I considered taking this approach to give a more natural navigation experience but ends up going with the simple solution because of two reasons: 1) Most users tend to have a two / three pane layout and the simple heuristic suffice for that. 2) The code will be much more readable and maintainable.

But definitely agree as Warp grows, we should get this behavior right in the future. Just filed a ticket internally to keep track of this. Thank you for your great idea @aditya211935 !

[aditya211935]

@kevinyang372 Sure, happy to help. Love using warp. But the simple heuristic breaks down for navigating a 2x2 split pane right? So, should we be prioritizing a more complex heuristic because, speaking as an iTerm user, I usually have a 2x2 pane and miss navigating simply through arrow key shortcuts.

Speaking of heuristic, yep I missed calculating the contribution of a pane with respect to the area it lives in. However, don't you think that a heuristic that uses flex-ratio to make judgement on which pane to navigate to makes more sense than the numerator and denominator one? Beacuse if you look at the above example, round(7*3/8) = round(2.625) = 3. But since the shaded pane can be resized arbitarily, it could be resized in such a way that it sits right above the top left pane. I agree it's probably an overkill at this point, but for a more complete heuristic that considers the contributions of every pane in the area, the contribution of panes can't be considered as constants.

Also, btw, I read that you've plans on open sourcing the client part. Does the client include the whole warp mac app that contains this split pane logic? Would love to tinker around with it.

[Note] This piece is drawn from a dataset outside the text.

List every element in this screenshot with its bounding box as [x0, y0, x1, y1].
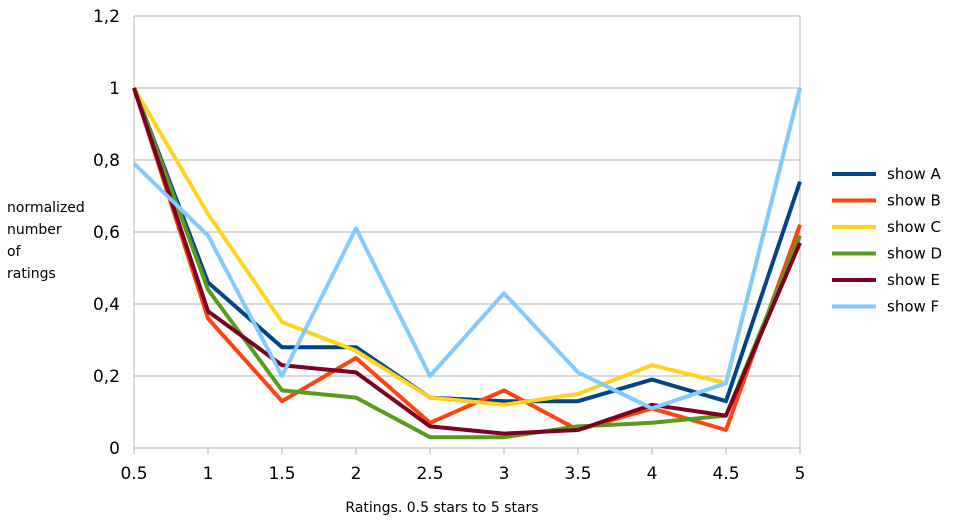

[UPDATE]: I took a stab at implementing it in C++. Here's the code if that's helpful (although it's messy, so read at your own peril!).

https://gist.github.com/aditya211935/2d6f706d6c0e59bc6403847d68279839

[hossein-haeri]

I'm on Ubuntu 22.04 (warp v0.2024.09.17.08.02.stable_01) and it seems switch pane key shortcuts don't work. It also has conflict with the cnt+alt+left/right with the Ubuntu's screen switch but I even after I defined another shortcut it didn't work.